Population Differences

The four trials span a wide range of patients, and those differences matter considerably for how we interpret the shared cardiovascular signal.

LEADER and SUSTAIN-6 enrolled nearly identical eligibility criteria: adults with type 2 diabetes aged 50 or older with established cardiovascular disease, or aged 60 or older with at least one cardiovascular risk factor. Both trials were designed to satisfy FDA post-approval cardiovascular safety requirements introduced after the 2008 FDA guidance on CV risk in antidiabetic drugs (FDA 2008 guidance). In LEADER, roughly 81% of participants had prior CVD, making it an overwhelmingly secondary-prevention cohort. SUSTAIN-6 had a similar enrichment: approximately 83% with established CVD at baseline (Marso 2016, SUSTAIN-6).

REWIND deliberately broadened the net. Gerstein and colleagues enrolled adults with type 2 diabetes and either a prior cardiovascular event or two or more cardiovascular risk factors. About 31% of REWIND participants had no prior cardiovascular event, making it the only GLP-1 CVOT with a substantial primary-prevention subgroup (Gerstein 2019). The mean A1c at entry in REWIND was also lower (7.3%) than in LEADER or SUSTAIN-6, meaning the enrolled patients were less glycemically burdened. Both of these design choices improve generalizability to the broader type 2 diabetes population seen in primary care.

SELECT represents the sharpest departure. It enrolled 17,604 adults with established cardiovascular disease, a BMI of 27 or above, but explicitly excluded anyone with a diagnosis of type 2 diabetes. The trial therefore tests whether GLP-1 receptor agonist cardiovascular benefit exists independently of glucose lowering (Lincoff 2023). The enrolled population was also heavier (mean BMI ~33) and had a higher prevalence of heart failure than most prior CVOTs.

For clinicians, these population differences mean that REWIND's result is most useful for estimating benefit in lower-risk type 2 diabetes patients, while SELECT's result is most relevant for the increasingly common scenario of a patient with obesity and cardiovascular disease who does not yet carry a diabetes diagnosis.

Methodology Differences

All four trials share a placebo-controlled, double-blind, randomized design and a 3-point MACE primary endpoint. But several methodological differences shape how their results should be compared.
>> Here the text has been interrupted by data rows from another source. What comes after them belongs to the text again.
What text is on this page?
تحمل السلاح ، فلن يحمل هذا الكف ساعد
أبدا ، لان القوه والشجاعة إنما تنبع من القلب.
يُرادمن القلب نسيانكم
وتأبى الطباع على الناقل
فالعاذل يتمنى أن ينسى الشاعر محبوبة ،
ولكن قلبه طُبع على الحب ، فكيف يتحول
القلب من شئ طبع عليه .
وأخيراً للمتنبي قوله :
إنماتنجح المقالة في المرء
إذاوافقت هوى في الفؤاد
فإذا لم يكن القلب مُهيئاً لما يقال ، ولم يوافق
Endpoint definitions: All four trials defined the primary endpoint as the composite of cardiovascular death, non-fatal myocardial infarction, and non-fatal stroke. This 3-point MACE definition is now standard, but SUSTAIN-6 added revascularization and hospitalization for unstable angina as secondary endpoints. REWIND also pre-specified a broader 4-component secondary MACE endpoint that added hospitalization for angina (Gerstein 2019). SELECT pre-specified a more extensive secondary hierarchy including heart failure hospitalization, which is increasingly relevant given the overlap between obesity, GLP-1 use, and HFpEF.

Follow-up duration: SUSTAIN-6's median follow-up of 2.1 years was the shortest of any trial here, and the trial was powered as a non-inferiority study first. The short duration raises the question of whether its striking HR of 0.74 would have attenuated with longer follow-up, as sometimes occurs when early treatment effects are prominent. REWIND's 5.4-year follow-up is the longest and produced an HR of 0.88. This is not necessarily evidence that benefit diminishes over time; it may simply reflect a different agent and a lower-risk enrolled population.
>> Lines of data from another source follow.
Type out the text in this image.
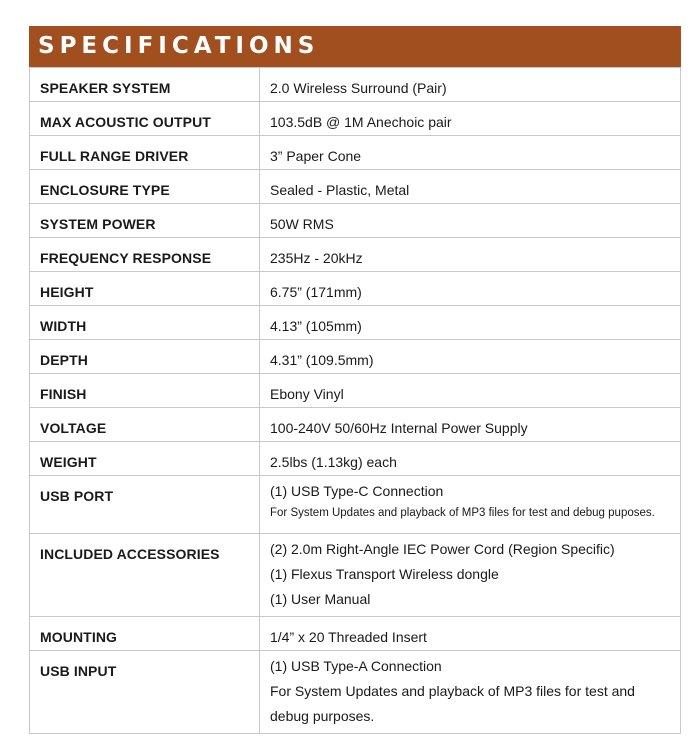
SPECIFICATIONS
SPEAKER SYSTEM	2.0 Wireless Surround (Pair)
MAX ACOUSTIC OUTPUT	103.5dB @ 1M Anechoic pair
FULL RANGE DRIVER	3” Paper Cone
ENCLOSURE TYPE	Sealed - Plastic, Metal
SYSTEM POWER	50W RMS
FREQUENCY RESPONSE	235Hz - 20kHz
HEIGHT	6.75” (171mm)
WIDTH	4.13” (105mm)
DEPTH	4.31” (109.5mm)
FINISH	Ebony Vinyl
VOLTAGE	100-240V 50/60Hz Internal Power Supply
WEIGHT	2.5lbs (1.13kg) each
USB PORT	(1) USB Type-C Connection
For System Updates and playback of MP3 files for test and debug puposes.

INCLUDED ACCESSORIES	(2) 2.0m Right-Angle IEC Power Cord (Region Specific)
(1) Flexus Transport Wireless dongle
(1) User Manual

MOUNTING	1/4” x 20 Threaded Insert
USB INPUT	(1) USB Type-A Connection
For System Updates and playback of MP3 files for test and
debug purposes.
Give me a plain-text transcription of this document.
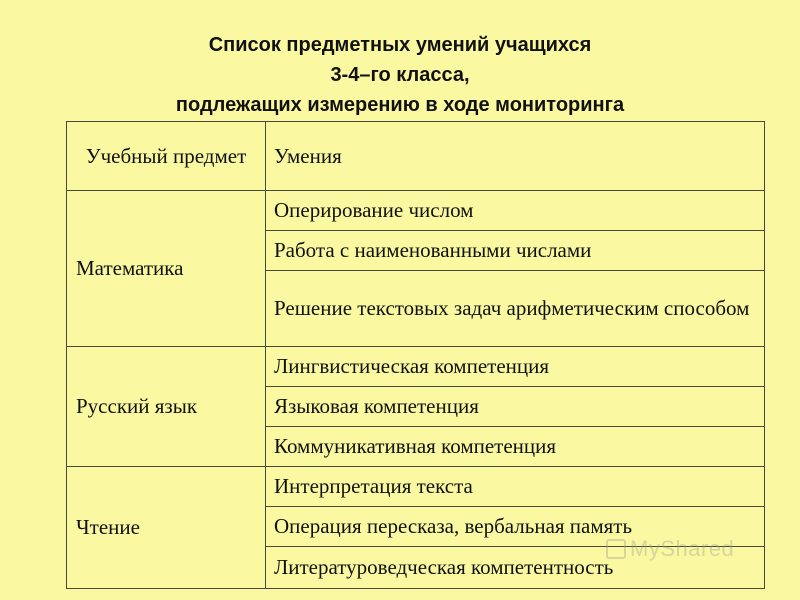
Список предметных умений учащихся
3-4–го класса,
подлежащих измерению в ходе мониторинга
Учебный предмет	Умения
Математика	Оперирование числом
	Работа с наименованными числами
	Решение текстовых задач арифметическим способом
Русский язык	Лингвистическая компетенция
	Языковая компетенция
	Коммуникативная компетенция
Чтение	Интерпретация текста
	Операция пересказа, вербальная память
	Литературоведческая компетентность
MyShared
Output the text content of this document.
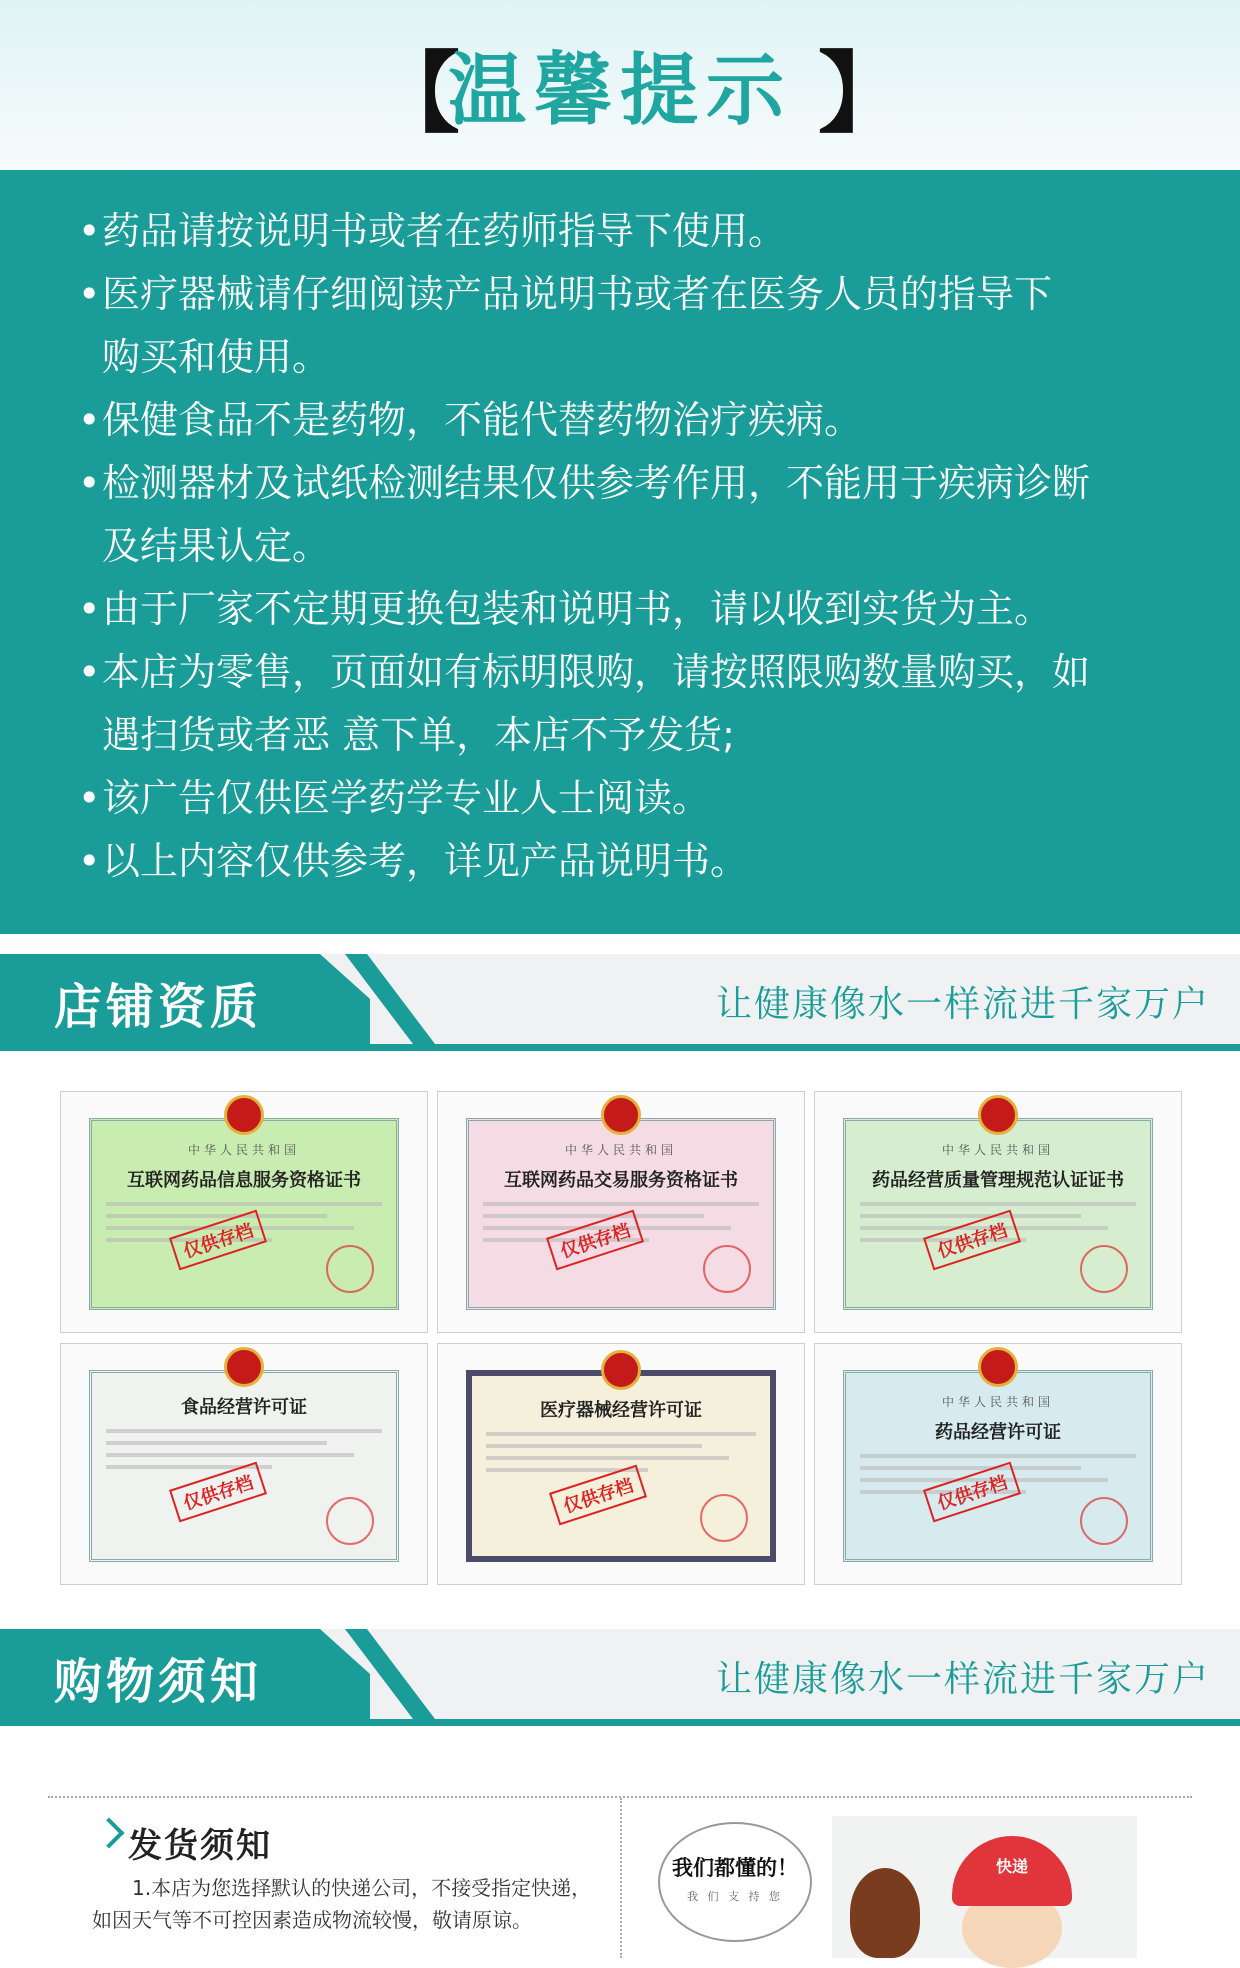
【
温馨提示 】
• 药品请按说明书或者在药师指导下使用。
• 医疗器械请仔细阅读产品说明书或者在医务人员的指导下
购买和使用。
• 保健食品不是药物，不能代替药物治疗疾病。
• 检测器材及试纸检测结果仅供参考作用，不能用于疾病诊断
及结果认定。
• 由于厂家不定期更换包装和说明书，请以收到实货为主。
• 本店为零售，页面如有标明限购，请按照限购数量购买，如
遇扫货或者恶 意下单，本店不予发货;
• 该广告仅供医学药学专业人士阅读。
• 以上内容仅供参考，详见产品说明书。
店铺资质	让健康像水一样流进千家万户
中华人民共和国
互联网药品信息服务资格证书
仅供存档
中华人民共和国
互联网药品交易服务资格证书
仅供存档
中华人民共和国
药品经营质量管理规范认证证书
仅供存档
食品经营许可证
仅供存档
医疗器械经营许可证
仅供存档
中华人民共和国
药品经营许可证
仅供存档
购物须知	让健康像水一样流进千家万户
发货须知
1.本店为您选择默认的快递公司，不接受指定快递，
如因天气等不可控因素造成物流较慢，敬请原谅。
我们都懂的！
我 们 支 持 您
快递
Statistical design (non-inferiority vs. superiority): LEADER, REWIND, and SELECT were all powered to demonstrate superiority after first meeting non-inferiority. SUSTAIN-6 was powered only to demonstrate non-inferiority; its superiority finding was nominally statistically significant but should be interpreted cautiously given that pre-specified hierarchy (Marso 2016, SUSTAIN-6). The American Diabetes Association 2024 Standards of Care note this distinction when grading evidence for individual agents (ADA Standards of Care 2024).
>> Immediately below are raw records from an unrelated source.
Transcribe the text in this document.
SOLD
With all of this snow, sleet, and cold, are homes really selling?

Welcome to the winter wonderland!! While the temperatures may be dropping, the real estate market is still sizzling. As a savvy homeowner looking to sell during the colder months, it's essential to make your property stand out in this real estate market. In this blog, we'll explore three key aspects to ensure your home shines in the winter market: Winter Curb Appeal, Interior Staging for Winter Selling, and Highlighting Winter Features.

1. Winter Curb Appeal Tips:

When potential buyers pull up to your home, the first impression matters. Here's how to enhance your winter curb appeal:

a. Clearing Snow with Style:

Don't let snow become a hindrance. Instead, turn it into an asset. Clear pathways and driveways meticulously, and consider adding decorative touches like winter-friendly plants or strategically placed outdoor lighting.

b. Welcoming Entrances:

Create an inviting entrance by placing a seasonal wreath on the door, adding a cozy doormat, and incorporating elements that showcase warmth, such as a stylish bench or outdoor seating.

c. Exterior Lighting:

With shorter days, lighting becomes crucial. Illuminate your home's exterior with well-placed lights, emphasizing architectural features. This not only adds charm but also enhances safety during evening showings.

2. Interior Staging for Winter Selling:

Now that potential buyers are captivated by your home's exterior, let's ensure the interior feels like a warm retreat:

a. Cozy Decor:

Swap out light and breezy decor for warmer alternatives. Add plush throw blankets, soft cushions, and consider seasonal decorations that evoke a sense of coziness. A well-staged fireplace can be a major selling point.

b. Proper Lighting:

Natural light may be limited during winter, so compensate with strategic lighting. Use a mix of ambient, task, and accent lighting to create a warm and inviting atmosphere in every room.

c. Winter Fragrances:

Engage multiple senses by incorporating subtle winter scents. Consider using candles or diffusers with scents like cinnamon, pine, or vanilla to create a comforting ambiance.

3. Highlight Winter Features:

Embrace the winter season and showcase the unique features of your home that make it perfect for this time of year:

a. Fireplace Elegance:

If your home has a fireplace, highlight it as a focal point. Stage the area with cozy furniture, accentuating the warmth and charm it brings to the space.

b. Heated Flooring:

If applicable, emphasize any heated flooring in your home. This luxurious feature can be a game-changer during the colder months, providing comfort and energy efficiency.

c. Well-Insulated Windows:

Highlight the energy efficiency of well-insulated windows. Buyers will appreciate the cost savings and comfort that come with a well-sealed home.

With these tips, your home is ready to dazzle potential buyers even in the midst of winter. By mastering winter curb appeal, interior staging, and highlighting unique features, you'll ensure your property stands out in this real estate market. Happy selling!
Comparator and background therapy: All trials used placebo as the comparator, with background standard-of-care therapy. Statin use ranged from about 72% in LEADER to over 85% in SELECT. Higher background statin use in SELECT raises the bar for any additional agent to show incremental MACE benefit, making SELECT's 20% relative reduction arguably the most clinically remarkable result in the group.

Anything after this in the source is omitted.